Yaratılış amacına uygun bir hayatı inşa edecek olanlara, nereden başlayacaklarını gösteren bu gibi ayetler, hem kişiliği inşa ediyordu, hem de hayatı. Vahyin onu inşa ederken bir beklentisi vardı; insanın yaratılış amacına uygun bir hayatı onun elleriyle inşa etmek. Hz. Peygamber bu vazifesinin her an bilincindeydi ve kendi inşa misyonunu gerçekleştirmek için, önce bir insan atelyesi inşa etti. Bu inşa Daru’l Erkam’da oluyordu. Vahye azılı düşman Mekke ortamında inşa edilen bu insan atelyesi, Erkam b. Ebi’l Erkam adlı genç bir mü’minin eviydi. En zor Mekke döneminde bile hiç aksamayan insan atölyesinin mekanıydı bu ev.
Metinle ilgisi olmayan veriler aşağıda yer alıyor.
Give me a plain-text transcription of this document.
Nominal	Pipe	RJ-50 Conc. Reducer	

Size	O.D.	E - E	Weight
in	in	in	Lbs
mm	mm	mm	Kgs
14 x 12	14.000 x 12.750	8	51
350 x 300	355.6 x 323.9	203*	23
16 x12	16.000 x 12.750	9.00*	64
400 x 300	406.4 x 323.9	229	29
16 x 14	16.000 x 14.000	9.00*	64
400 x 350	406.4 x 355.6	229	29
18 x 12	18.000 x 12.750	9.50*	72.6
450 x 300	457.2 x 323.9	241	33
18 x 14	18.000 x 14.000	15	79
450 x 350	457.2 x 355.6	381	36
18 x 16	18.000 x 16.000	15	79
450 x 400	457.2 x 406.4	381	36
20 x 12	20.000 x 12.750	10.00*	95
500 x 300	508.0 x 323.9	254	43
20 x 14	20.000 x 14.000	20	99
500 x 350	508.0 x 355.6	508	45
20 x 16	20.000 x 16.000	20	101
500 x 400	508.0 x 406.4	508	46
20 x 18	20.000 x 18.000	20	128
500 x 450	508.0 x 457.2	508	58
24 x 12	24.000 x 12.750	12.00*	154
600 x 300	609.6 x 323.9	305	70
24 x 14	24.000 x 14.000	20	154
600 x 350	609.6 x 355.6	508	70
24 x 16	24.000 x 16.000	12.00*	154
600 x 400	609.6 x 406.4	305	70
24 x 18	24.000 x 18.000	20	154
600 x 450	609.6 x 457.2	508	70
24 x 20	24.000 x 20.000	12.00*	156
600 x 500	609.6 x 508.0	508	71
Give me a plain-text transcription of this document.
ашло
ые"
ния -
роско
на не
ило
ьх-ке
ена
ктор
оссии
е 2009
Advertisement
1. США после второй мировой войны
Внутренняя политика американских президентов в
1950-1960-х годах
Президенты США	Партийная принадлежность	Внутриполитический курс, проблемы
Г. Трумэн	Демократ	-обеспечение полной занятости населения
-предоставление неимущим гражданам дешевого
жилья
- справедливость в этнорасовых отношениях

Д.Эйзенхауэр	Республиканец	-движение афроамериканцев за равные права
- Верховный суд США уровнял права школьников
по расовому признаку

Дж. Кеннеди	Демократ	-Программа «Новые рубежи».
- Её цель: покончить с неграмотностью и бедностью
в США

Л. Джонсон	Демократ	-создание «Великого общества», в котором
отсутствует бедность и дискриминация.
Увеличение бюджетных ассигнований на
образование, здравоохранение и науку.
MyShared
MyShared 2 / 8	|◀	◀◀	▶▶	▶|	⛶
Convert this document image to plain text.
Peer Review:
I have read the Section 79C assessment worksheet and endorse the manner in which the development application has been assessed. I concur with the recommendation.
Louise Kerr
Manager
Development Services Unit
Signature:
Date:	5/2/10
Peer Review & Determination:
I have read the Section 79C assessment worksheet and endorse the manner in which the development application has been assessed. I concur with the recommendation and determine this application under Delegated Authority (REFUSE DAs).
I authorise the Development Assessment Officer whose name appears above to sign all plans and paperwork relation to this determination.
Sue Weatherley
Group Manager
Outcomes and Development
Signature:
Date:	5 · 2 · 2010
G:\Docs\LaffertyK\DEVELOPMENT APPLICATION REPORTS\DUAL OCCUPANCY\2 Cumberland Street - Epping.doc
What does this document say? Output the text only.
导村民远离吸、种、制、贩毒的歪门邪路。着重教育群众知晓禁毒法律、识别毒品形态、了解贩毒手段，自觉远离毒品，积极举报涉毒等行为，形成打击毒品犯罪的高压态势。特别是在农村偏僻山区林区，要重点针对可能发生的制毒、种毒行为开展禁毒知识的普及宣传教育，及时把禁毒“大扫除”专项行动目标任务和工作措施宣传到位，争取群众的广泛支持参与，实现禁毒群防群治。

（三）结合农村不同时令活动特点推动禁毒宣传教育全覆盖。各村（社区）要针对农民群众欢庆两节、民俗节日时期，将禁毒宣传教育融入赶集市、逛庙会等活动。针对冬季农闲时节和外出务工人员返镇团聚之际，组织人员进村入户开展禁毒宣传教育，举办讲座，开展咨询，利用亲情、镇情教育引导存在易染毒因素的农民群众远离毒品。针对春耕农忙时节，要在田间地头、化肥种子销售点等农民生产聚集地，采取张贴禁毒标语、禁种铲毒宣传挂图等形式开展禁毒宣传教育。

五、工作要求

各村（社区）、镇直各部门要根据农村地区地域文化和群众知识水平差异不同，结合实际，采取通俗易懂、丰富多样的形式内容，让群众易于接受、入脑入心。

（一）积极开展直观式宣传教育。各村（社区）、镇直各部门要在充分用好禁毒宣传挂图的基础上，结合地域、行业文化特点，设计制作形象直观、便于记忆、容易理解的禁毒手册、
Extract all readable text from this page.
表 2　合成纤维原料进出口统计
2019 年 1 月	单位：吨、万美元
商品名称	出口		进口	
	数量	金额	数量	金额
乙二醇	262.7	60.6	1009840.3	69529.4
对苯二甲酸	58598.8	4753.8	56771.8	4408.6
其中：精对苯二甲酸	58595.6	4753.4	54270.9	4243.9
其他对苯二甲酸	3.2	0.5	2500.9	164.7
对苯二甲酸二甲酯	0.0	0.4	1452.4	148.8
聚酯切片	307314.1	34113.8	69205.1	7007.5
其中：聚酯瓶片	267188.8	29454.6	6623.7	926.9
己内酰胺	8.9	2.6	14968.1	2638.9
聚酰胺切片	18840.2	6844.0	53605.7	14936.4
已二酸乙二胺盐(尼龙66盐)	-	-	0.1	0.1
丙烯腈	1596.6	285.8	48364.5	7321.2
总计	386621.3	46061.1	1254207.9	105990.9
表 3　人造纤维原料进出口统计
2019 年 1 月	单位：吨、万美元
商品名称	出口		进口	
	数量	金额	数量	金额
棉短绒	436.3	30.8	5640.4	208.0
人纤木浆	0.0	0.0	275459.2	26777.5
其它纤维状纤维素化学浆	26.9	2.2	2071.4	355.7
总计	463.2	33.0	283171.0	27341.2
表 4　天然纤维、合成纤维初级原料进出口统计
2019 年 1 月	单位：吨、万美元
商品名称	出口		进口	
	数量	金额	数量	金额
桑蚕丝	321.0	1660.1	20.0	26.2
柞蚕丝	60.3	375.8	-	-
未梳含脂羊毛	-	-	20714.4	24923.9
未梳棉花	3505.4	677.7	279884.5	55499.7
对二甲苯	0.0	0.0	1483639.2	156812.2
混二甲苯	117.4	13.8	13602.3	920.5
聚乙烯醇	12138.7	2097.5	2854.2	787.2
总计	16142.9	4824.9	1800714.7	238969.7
“Allah kuluna yetmez mi?” (39 Zümer 36) Yeter, yeter elbet. Eğer böyle yaparsak imanımız hürleşecek, hürleştikçe gürleşecek. Bunu, yüreğimizi ırmak gibi çağlattığımız gözyaşlarıyla yıkayarak yapacağız. Fikirle, zikirle, şükürle, irfanla, ihsanla takvayla, duayla yapacağız. Evet duayla, o ki varlık sebebimiz: “De ki onlara: Duanız olmadıktan sonra Rabbim sizi ne yapsın?” (25 Furkan 77) Dua bir davettir, bir çağrıdır. Usulüne uygun yapılırsa o çağrıya icabet edilir. Birçoğumuz bırakınız duayı, bilmeden kendisine beddua ediyor. Nasıl mı? Şeytanı işlerine karıştırarak, yürek sinyallerini vesvese adlı parazitle bozarak, daha doğrusu şeytanın böyle yapmasına izin vererek. Evet, yukarıda sayılan erdemlere ulaştığımız vakit ‘devrim’ içimizde gerçekleşecek, yürek ülkemize iman hâkim olacak; yani daru’l-İslam olacak yüreğimiz. Hissizliğin, duygusuzluğun bir tek mazereti var: kalb katılığı. O da meşru değil. “Şarkı görmez, garbı bilmez, edepten yok payesi, Bir utanmaz yüz, yaşarmaz göz bütün sermayesi.” Anlayamayanlar, ağlayamazlar; hatta ağlanacak hallerine gülerler. İşte biz, böyle olduk. Çare Peygamberimizi tanımak ve tanıtmakta!